Earthquake Protection, Preparation, Response and Recovery

August 3, 2016 by  
Filed under Uncategorized

Contrary to public perception, earthquake preparedness is not just an issue in California. All Pacific coast states; the inland western states; the New Madrid region along the Mississippi and Ohio valleys; the Charleston, South Carolina area; the New England region; Alaska; Hawaii and many others have exposure to earthquake damage. California has a greater frequency and severity, but California companies are generally better prepared.
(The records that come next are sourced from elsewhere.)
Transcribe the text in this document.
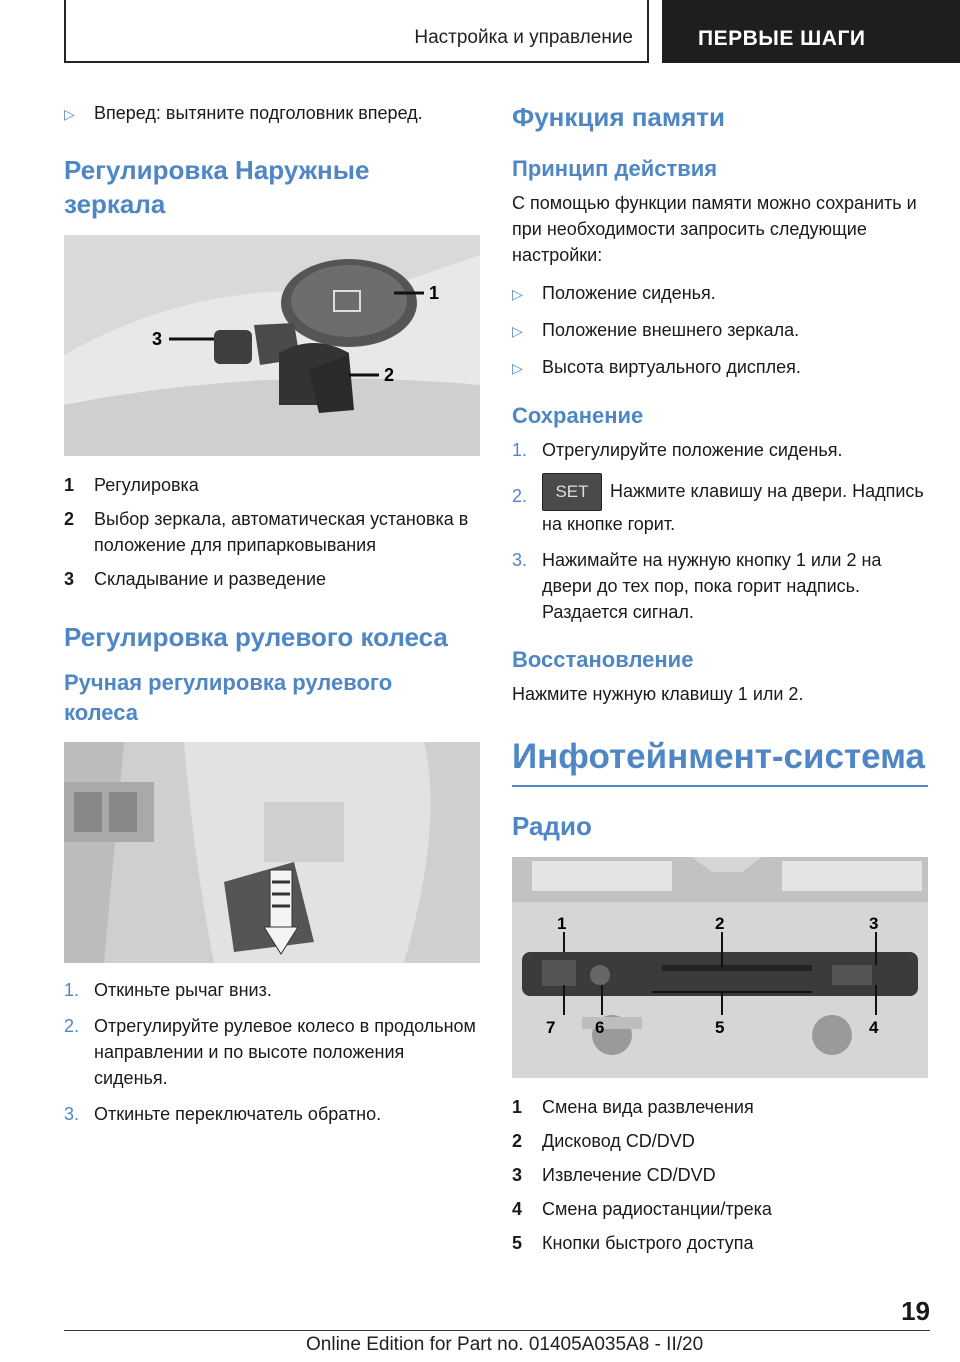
Настройка и управление	ПЕРВЫЕ ШАГИ
▷	Вперед: вытяните подголовник вперед.
Регулировка Наружные зеркала
1
2
3
1	Регулировка
2	Выбор зеркала, автоматическая установка в положение для припарковывания
3	Складывание и разведение
Регулировка рулевого колеса
Ручная регулировка рулевого колеса
1. Откиньте рычаг вниз.
2. Отрегулируйте рулевое колесо в продольном направлении и по высоте положения сиденья.
3. Откиньте переключатель обратно.
Функция памяти
Принцип действия
С помощью функции памяти можно сохранить и при необходимости запросить следующие настройки:
▷	Положение сиденья.
▷	Положение внешнего зеркала.
▷	Высота виртуального дисплея.
Сохранение
1. Отрегулируйте положение сиденья.
2.	SET Нажмите клавишу на двери. Надпись на кнопке горит.
3. Нажимайте на нужную кнопку 1 или 2 на двери до тех пор, пока горит надпись. Раздается сигнал.
Восстановление
Нажмите нужную клавишу 1 или 2.
Инфотейнмент-система
Радио
1	2	3
4
5
6
7
1	Смена вида развлечения
2	Дисковод CD/DVD
3	Извлечение CD/DVD
4	Смена радиостанции/трека
5	Кнопки быстрого доступа
19
Online Edition for Part no. 01405A035A8 - II/20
Is your facility prepared?
Protection and preparation

Earthquake Recommendations:

• Ensure that the building(s) meet or exceed current building code requirements for seismic resistance. Have a professional engineer with seismic-structural expertise evaluate the buildings, equipment and storage systems. Act on the recommendations.
• Check for existing wall, beam and foundation cracks, and slumping, heaving or other building faults that will cause quick failure in an earthquake. Note that these may be signs of past quake damage.
• Check the suitability of the vertical support and sway bracing of all tall and roof-mounted equipment. Anchor and brace floor-mounted equipment to prevent sliding. Make similar checks of rack and shelf storage systems’ bracing and anchors.
• Provide barriers on shelves to prevent stock slippage. Keep heavy materials on lower shelves.
• Ensure all sprinkler piping meets the seismic requirements of NFPA 13, Standard for Installation of Automatic Sprinkler Systems. Locate sprinkler control valves outside. Use diesel drivers for fire pumps; place the fire pump in a separate seismic-resistant pump house. For additional information, refer to the Travelers Risk Control document Earthquake Protection for Sprinkler Systems.
• Install flexible connections and seismic shut-off valves on all chemical, flammable liquid, and gas lines. Provide diking around flammable liquid tanks. Ensure all liquid petroleum gas tanks are strapped to their saddles.
• Use flexible couplings and braces for pipe protrusions through walls and floors.
• Use safety film on windows and glass doors.
• Train and drill employees on earthquake survival techniques, such as where to stay, where not to go, and “duck, cover and hold.”

Earthquake Recommended Responses
• Earthquakes do not typically give any warning. If you are inside, you should stay there. It is best to take cover under a sturdy object and hold on. If you are outside, drop to the ground and stay clear of buildings, trees and power lines.
• Wait until the shaking stops, then evacuate.
• If you are inside a vehicle, pull over and stop. Do not stop on or under any bridge or overpass. Also keep away from trees, street lights, power lines and traffic signals.
• Account for all employees; comply with evacuation orders.
• Survey the site for any damage. If structural damage has occurred, bring in a structural engineer to evaluate before entering the building.
• Attend to hazardous material spills and other leaks and report to the appropriate agencies as required.
• Check for downed power lines.
• Shut down any leaking sprinkler systems; post a fire watch.
• Activate business continuity plan.
• Be prepared for aftershocks.
• Restore fire protection systems.
• Start salvage operations.
• Cover and secure openings in roofs and walls.